Other Leicester murals include a porcelain-on-steel rendering of the blueprints of the original station and a sculpture reproduction called “Mercury Man”, located over a staircase down to the platform for Tracks 20 and 21, midway down the LIRR’s North Concourse.
Original Staircases
Below both the “Day and Night” and “Mercury Man” murals, and elsewhere in the station, are staircases with decorative brass and wrought iron railings.
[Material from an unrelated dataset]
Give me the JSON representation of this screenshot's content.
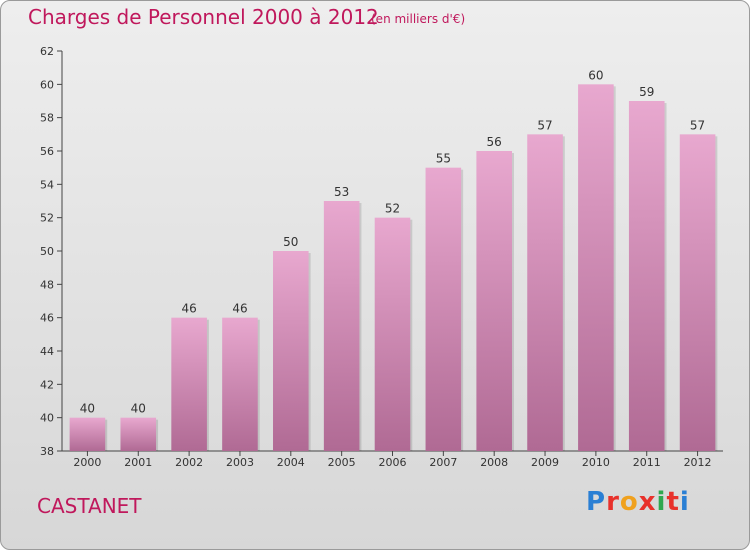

These are original from the 1910 station and have survived to the current day, along with a cast-iron partition at the entrance to the LIRR waiting room and the glass block ceilings that once allowed daylight to reach track level but are now dark.
Such functional pre-demolition relics likely survived due to the need to keep the station open during the demolition and reconstruction, to cut costs and because they are located on the less prominent commuter–level of the station.
More Ghosts
On the upper Amtrak level in Penn Station, the original stainless-steel “Mad Men” clocks are mounted on the ceiling. In Iconic images of the original 1910 station, you can see similar large-diameter, double-sided clocks hanging from the ceiling in the main waiting room and train concourses. The current clocks, though from the 1960s, are similar and worthy of preservation. They can be found on the east end of the Amtrak rotunda and in the passageway to the main station entrance on Seventh Avenue.